OVERDOSE
The effects of overdosage are expected to be related
primarily to albuterol sulfate. Acute overdosage with
ipratropium bromide is unlikely since ipratropium bromide
is not well absorbed systemically after aerosol or oral
administration. The oral median lethal dose of ipratropium
bromide ranged between 1001 and 2010 mg/kg in mice (approximately
30,000 and 60, 000 times the maximum recommended human
daily inhalation dose on a mg/m2 basis, respectively);
between 1667 and 4000 mg/kg in rats (approximately 100,000
and 240,000 times the maximum recommended human daily
inhalation dose, respectively, on a mg m2 basis); and
between 400 and 1300 mg/kg (approximately 80,000 and 260,000
times the maximum recommended human daily inhalation dose,
respectively, on a mg/m2 basis) in dogs.
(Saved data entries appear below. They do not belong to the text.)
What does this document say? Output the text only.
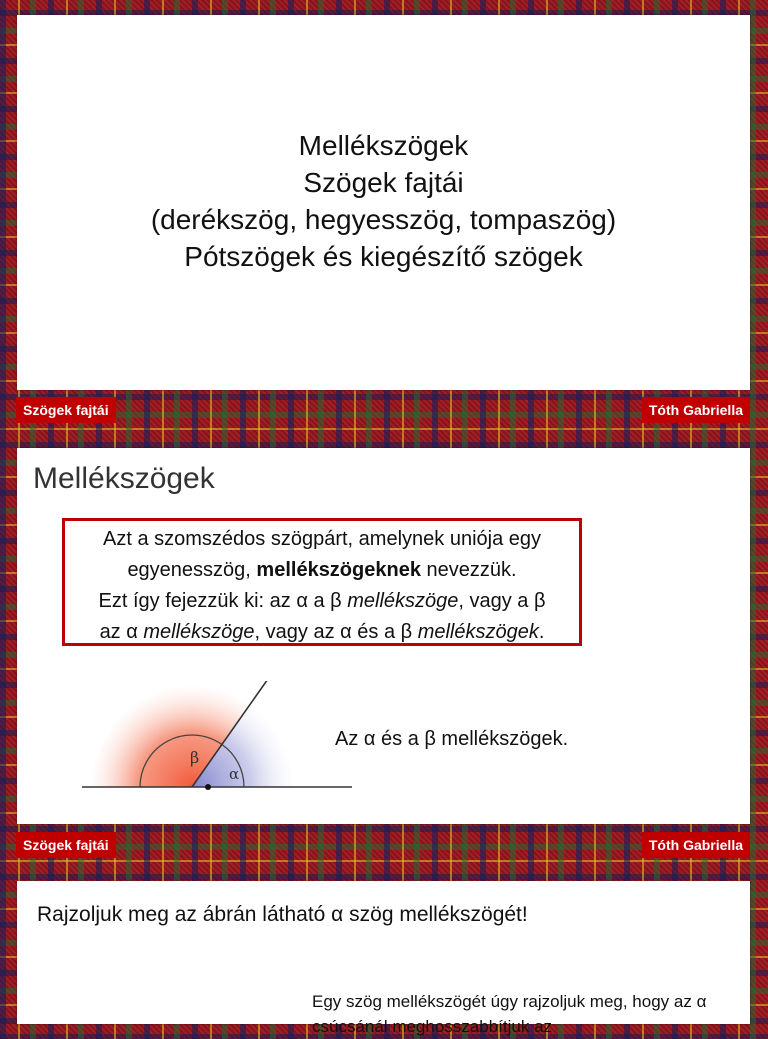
Mellékszögek
Szögek fajtái
(derékszög, hegyesszög, tompaszög)
Pótszögek és kiegészítő szögek
Szögek fajtái	Tóth Gabriella
Mellékszögek
Azt a szomszédos szögpárt, amelynek uniója egy
egyenesszög, mellékszögeknek nevezzük.
Ezt így fejezzük ki: az α a β mellékszöge, vagy a β
az α mellékszöge, vagy az α és a β mellékszögek.
β
α
Az α és a β mellékszögek.
Szögek fajtái	Tóth Gabriella
Rajzoljuk meg az ábrán látható α szög mellékszögét!
Egy szög mellékszögét úgy rajzoljuk meg, hogy az α csúcsánál meghosszabbítjuk az
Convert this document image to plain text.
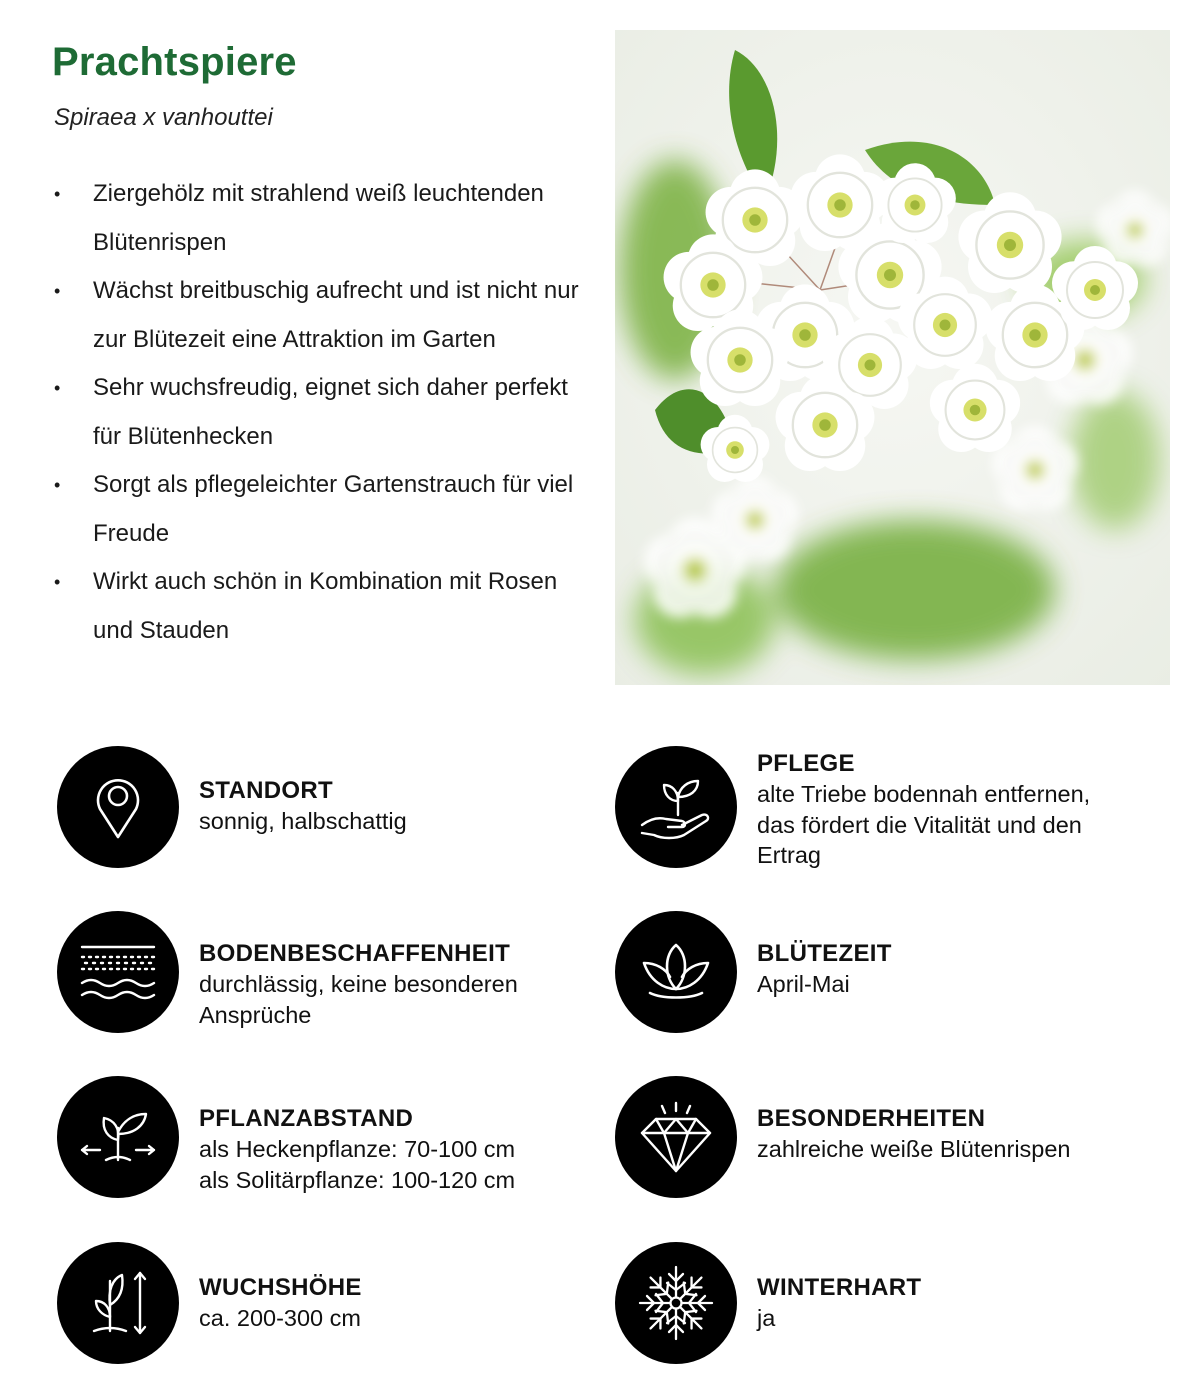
Prachtspiere

Spiraea x vanhouttei

• Ziergehölz mit strahlend weiß leuchtenden Blütenrispen
• Wächst breitbuschig aufrecht und ist nicht nur zur Blütezeit eine Attraktion im Garten
• Sehr wuchsfreudig, eignet sich daher perfekt für Blütenhecken
• Sorgt als pflegeleichter Gartenstrauch für viel Freude
• Wirkt auch schön in Kombination mit Rosen und Stauden
STANDORT
sonnig, halbschattig
BODENBESCHAFFENHEIT
durchlässig, keine besonderen
Ansprüche
PFLANZABSTAND
als Heckenpflanze: 70-100 cm
als Solitärpflanze: 100-120 cm
WUCHSHÖHE
ca. 200-300 cm
PFLEGE
alte Triebe bodennah entfernen,
das fördert die Vitalität und den
Ertrag
BLÜTEZEIT
April-Mai
BESONDERHEITEN
zahlreiche weiße Blütenrispen
WINTERHART
ja
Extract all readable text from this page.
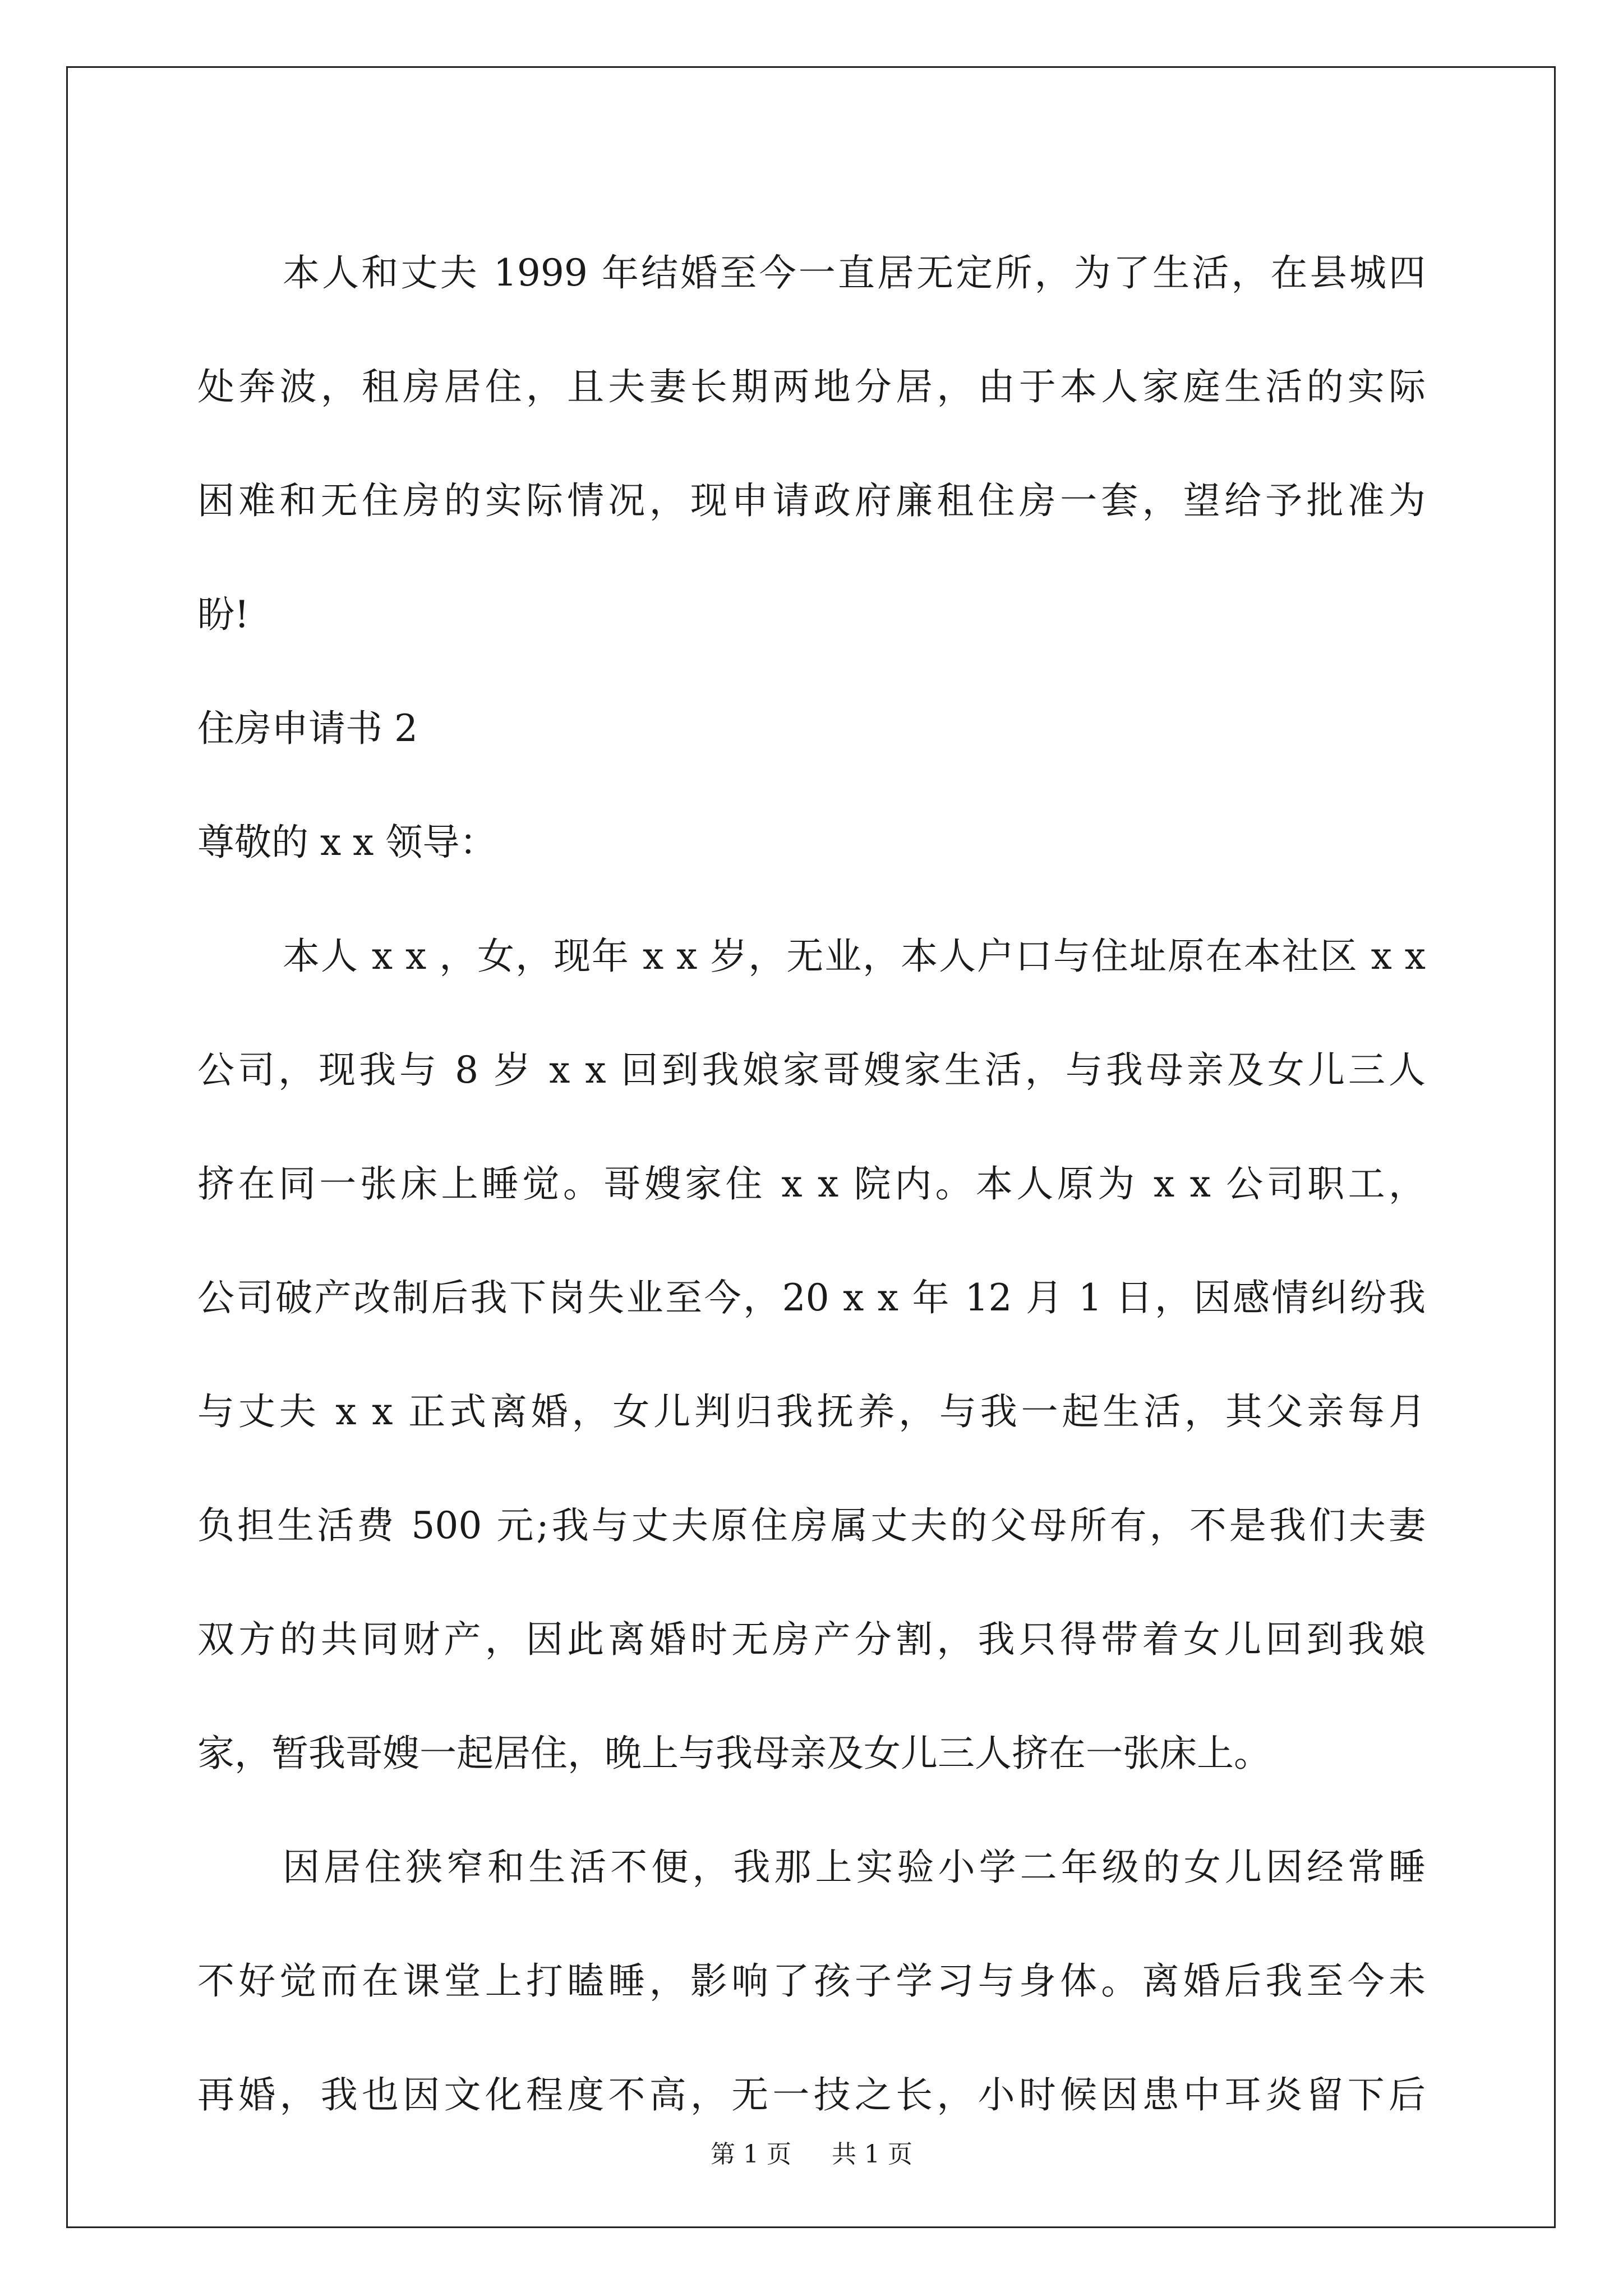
本人和丈夫 1999 年结婚至今一直居无定所，为了生活，在县城四
处奔波，租房居住，且夫妻长期两地分居，由于本人家庭生活的实际
困难和无住房的实际情况，现申请政府廉租住房一套，望给予批准为
盼!
住房申请书 2
尊敬的 x x 领导：
本人 x x ，女，现年 x x 岁，无业，本人户口与住址原在本社区 x x
公司，现我与 8 岁 x x 回到我娘家哥嫂家生活，与我母亲及女儿三人
挤在同一张床上睡觉。哥嫂家住 x x 院内。本人原为 x x 公司职工，
公司破产改制后我下岗失业至今，20 x x 年 12 月 1 日，因感情纠纷我
与丈夫 x x 正式离婚，女儿判归我抚养，与我一起生活，其父亲每月
负担生活费 500 元;我与丈夫原住房属丈夫的父母所有，不是我们夫妻
双方的共同财产，因此离婚时无房产分割，我只得带着女儿回到我娘
家，暂我哥嫂一起居住，晚上与我母亲及女儿三人挤在一张床上。
因居住狭窄和生活不便，我那上实验小学二年级的女儿因经常睡
不好觉而在课堂上打瞌睡，影响了孩子学习与身体。离婚后我至今未
再婚，我也因文化程度不高，无一技之长，小时候因患中耳炎留下后
第 1 页 共 1 页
Whereas the oral
median lethal dose of albuterol sulfate in mice and rats
was greater than 2 000 mg/kg (approximately 10,000 and
20,000 times the maximum recommended human daily inhalation
dose, respectively, on a mg/m2 basis), the inhalational
median lethal dose could not be determined. Manifestations
of overdosage with albuterol may include anginal pain,
hypertension, hypokalemia, tachycardila with rates up
to 200 beats per minute and exaggeration of the pharmacologic
effects (listed in ADVERSE REACTIONS). As with all sympathomimetic
aerosol medications, cardiac arrest and even death may
be associated with abuse. Dialysis is not appropriate
treatment for overdosage of albuterol as an inhalation
aerosol; the judicious use of a cardiovascular betareceptor
blocker, such as metoprolol tartrate may be indicated.
CONTRAINDICATIONS
Combivent® Inhalation Aerosol is contraindicated
in patients with a history of hypersensitivity to soya
lecithin or related food products such as soybean and
peanut. Combivent® Inhalation Aerosol is also contraindicated
in patients hypersensitive to any other components of
the drug product or to atropine or its derivatives.